O cerco a Assange vai se intensificando. Num programa de televisão no Canadá, um exassessor do governo disse que gostaria de vê-lo “assassinado”. A Amazon.com — dona de um dos servidores utilizados pelo WikiLeaks — retirou-o do ar. Numa entrevista online concedida aos leitores do Guardian — um dos parceiros impressos do WikiLeaks —, Assange afirmou que a escolha da Amazon.com como um dos servidores fora deliberada.
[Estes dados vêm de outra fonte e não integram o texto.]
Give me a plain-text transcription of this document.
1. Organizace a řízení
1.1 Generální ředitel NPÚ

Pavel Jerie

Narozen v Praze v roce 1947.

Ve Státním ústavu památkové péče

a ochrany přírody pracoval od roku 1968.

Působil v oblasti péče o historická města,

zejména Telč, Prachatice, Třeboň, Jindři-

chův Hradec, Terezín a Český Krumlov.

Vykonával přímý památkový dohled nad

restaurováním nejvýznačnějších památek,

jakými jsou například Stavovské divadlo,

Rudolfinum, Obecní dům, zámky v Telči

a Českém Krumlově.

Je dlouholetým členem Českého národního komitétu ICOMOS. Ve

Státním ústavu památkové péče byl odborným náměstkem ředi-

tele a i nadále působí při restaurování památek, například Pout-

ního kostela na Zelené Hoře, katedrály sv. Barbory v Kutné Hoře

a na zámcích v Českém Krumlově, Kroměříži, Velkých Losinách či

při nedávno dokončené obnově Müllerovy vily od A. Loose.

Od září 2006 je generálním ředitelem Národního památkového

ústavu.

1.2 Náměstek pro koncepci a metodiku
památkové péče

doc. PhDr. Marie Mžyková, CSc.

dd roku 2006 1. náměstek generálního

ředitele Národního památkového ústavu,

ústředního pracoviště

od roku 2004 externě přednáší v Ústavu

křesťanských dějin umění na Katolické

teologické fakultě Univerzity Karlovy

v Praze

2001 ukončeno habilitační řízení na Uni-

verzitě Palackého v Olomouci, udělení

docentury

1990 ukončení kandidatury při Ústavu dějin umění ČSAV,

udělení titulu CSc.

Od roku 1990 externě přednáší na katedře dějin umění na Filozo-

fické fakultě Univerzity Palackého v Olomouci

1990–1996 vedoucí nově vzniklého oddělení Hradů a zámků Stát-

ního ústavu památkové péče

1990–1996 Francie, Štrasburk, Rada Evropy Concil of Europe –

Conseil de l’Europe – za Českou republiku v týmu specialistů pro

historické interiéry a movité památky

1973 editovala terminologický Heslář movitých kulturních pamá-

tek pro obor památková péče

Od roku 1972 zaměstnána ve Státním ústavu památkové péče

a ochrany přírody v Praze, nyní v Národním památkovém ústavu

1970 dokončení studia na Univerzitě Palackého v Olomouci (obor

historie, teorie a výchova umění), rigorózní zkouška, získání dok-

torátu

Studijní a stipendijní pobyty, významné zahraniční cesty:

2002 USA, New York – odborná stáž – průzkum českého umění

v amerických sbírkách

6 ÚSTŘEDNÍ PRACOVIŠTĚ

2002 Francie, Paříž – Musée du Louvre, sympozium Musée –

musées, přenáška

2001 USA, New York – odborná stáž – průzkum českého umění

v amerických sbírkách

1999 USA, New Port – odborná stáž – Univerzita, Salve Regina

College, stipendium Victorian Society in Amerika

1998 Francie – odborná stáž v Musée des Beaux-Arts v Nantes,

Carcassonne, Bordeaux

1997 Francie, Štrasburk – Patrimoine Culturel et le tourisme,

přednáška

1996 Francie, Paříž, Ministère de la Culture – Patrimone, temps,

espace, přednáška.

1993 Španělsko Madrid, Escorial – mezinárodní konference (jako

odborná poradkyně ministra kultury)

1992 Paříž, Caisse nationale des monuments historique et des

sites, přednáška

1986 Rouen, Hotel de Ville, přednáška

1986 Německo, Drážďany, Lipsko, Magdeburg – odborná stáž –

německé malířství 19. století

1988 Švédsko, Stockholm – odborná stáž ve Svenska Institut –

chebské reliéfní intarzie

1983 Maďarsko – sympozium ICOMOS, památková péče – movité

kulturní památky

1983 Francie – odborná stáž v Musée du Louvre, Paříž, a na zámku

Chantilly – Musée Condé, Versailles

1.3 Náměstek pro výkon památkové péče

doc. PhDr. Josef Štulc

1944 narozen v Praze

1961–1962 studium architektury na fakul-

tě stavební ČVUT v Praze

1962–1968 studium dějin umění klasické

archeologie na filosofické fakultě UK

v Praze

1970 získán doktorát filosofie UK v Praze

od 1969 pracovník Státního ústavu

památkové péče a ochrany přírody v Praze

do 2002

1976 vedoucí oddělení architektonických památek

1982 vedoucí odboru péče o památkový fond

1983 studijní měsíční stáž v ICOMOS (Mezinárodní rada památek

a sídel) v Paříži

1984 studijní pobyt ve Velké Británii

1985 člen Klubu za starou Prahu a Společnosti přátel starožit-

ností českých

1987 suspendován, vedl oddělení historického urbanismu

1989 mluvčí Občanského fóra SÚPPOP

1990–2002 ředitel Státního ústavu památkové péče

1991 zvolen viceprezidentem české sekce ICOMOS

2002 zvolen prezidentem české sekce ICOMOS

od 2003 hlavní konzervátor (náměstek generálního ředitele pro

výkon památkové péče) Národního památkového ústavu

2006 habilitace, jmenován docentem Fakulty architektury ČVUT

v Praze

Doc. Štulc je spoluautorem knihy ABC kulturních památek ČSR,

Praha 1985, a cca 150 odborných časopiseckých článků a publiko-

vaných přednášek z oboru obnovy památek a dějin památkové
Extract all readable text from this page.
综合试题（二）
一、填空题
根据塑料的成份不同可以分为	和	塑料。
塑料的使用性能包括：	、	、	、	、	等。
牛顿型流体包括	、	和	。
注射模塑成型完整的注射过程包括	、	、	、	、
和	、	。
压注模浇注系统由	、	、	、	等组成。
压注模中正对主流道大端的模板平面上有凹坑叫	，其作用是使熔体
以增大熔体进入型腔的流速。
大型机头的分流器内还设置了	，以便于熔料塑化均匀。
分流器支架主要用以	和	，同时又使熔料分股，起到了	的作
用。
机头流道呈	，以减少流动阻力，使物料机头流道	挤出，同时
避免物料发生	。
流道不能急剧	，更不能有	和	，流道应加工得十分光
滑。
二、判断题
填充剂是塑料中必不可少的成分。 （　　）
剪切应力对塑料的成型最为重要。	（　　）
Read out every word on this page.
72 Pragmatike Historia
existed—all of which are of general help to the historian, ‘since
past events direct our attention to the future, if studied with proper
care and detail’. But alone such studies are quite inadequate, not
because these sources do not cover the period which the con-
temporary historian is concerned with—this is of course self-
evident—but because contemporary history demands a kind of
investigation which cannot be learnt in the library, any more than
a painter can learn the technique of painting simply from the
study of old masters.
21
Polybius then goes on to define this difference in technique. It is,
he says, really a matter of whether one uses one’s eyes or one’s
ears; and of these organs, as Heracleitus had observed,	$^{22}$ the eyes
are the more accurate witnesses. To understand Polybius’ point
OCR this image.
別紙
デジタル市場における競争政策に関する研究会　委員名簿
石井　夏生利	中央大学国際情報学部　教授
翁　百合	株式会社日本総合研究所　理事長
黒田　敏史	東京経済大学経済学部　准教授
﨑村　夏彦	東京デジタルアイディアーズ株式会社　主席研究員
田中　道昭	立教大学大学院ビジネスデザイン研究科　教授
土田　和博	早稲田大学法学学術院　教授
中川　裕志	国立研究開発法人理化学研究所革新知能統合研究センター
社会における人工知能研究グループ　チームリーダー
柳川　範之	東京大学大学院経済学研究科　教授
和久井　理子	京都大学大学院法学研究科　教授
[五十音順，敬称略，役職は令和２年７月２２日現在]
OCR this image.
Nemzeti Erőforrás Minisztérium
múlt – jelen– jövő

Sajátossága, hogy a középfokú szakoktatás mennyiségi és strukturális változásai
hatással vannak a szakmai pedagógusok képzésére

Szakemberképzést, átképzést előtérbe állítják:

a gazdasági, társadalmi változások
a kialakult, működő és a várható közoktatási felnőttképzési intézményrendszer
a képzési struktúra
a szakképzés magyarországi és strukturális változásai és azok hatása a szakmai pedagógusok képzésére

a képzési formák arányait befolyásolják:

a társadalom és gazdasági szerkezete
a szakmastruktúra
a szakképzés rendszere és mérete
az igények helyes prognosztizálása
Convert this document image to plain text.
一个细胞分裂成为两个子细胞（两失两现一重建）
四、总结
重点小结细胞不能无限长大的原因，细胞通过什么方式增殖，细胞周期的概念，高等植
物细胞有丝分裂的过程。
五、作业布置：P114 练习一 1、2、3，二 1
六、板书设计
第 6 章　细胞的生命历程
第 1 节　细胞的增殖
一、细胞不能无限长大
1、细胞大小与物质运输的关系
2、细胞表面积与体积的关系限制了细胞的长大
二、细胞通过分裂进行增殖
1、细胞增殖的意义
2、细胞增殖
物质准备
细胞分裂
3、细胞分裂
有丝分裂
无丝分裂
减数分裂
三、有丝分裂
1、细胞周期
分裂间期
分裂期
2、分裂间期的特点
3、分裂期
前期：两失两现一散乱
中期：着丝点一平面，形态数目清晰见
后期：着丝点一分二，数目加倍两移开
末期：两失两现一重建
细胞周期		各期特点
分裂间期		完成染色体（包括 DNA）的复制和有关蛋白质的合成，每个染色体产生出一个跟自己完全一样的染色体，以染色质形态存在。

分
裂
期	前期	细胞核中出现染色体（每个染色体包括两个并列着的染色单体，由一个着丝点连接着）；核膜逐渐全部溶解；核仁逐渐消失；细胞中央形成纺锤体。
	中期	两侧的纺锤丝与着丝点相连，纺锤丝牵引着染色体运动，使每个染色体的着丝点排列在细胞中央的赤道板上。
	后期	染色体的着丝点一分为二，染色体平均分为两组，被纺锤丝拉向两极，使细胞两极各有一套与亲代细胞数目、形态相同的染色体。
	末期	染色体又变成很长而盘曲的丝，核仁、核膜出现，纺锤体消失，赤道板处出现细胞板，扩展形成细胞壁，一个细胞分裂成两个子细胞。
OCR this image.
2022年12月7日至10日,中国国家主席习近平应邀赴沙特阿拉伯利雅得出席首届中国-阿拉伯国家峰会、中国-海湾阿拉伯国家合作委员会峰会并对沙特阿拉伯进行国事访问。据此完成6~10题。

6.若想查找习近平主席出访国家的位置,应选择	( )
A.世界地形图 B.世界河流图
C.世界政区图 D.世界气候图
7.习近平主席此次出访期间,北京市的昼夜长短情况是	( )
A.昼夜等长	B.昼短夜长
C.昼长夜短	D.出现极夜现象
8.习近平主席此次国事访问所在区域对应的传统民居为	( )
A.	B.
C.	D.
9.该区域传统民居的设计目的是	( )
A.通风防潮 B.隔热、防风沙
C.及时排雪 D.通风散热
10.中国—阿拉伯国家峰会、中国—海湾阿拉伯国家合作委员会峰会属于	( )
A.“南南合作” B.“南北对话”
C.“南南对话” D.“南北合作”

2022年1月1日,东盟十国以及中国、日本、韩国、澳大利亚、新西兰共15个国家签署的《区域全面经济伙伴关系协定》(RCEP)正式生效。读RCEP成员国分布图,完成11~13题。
Era uma forma de testar a liberdade de expressão americana, “deficitária”.


Aos leitores do Guardian, ele fez um elogio retumbante ao soldado americano Bradley Manning, preso sob a acusação de ter sido o responsável pelo vazamento não só destes papéis mas também dos relativos às guerras no Iraque e no Afeganistão. “Procuramos sempre destacar a fonte, que sempre corre o risco em toda revelação jornalística, e sem cujo esforço os jornalistas não seriam nada”, disse Assange. “Se é verdade, como alega o Pentágono, que Manning está por trás de alguns de nossos furos, então ele é um herói sem paralelo.” É previsível que Manning sofra uma punição exemplar caso condenado pelos vazamentos. Algumas pessoas falam em pena de morte, por “alta traição”.

Assange claramente não gosta dos Estados Unidos, para ele um “país militarista” que “ameaça a democracia”. É certo que Washington o abomina. Mas a sociedade americana parece dividida em relação a ele e ao WikiLeaks. Na votação popular da revista Time para o título de Pessoa do Ano, ele aparecia, no início de dezembro, na segunda colocação. Um editorial do jornal do prestigioso MIT afirmava, no mesmo período, que o WikiLeaks tem feito “bem para o mundo”, em seus quatro anos de existência. A revista Forbes colocou Assange na capa e o declarou “profeta da transparência involuntária”.

O próximo alvo de vazamentos é corporativo. Os bancos, a indústria farmacêutica e as empresas de energia lideram as listas de especulação. Tem-se falado, especificamente, no Bofa, o Bank of America. O falatório foi suficiente para derrubar o valor das ações do Bofa. Messiânico, ares de anjo vingador, Assange afirma que ao punir as “más empresas” irá, automaticamente, premiar as “boas”.

Ele age, compreensivelmente, como um paranoico. Troca de celulares “como quem troca de roupa”, segundo um perfil do The New York Times. Não usa cartão de crédito. Paga tudo com dinheiro. Usa nomes falsos nos hotéis em que se hospeda. É desconfiado. Muitas vezes, diante de uma pergunta de um jornalista, responde com outra: “Por que você quer saber isso?” Um jornalista inglês que almoçou com ele num restaurante etíope de Londres antes da encrenca sueca embra que seu tom de voz era um quase sussurro, para que eventuais agentes americanos não ouvissem nada.

Você não pode vacilar quando sua missão, como é o caso desse australiano que leva uma vida de filme inverossímil de espionagem, é simplesmente “mudar o mundo”. Você pode admirar ou detestar Assange, mas é inegável que, para o bem ou para o mal, ele vem trabalhando consistentemente — e com extraordinária repercussão — para cumprir a missão portentosa que se outorgou.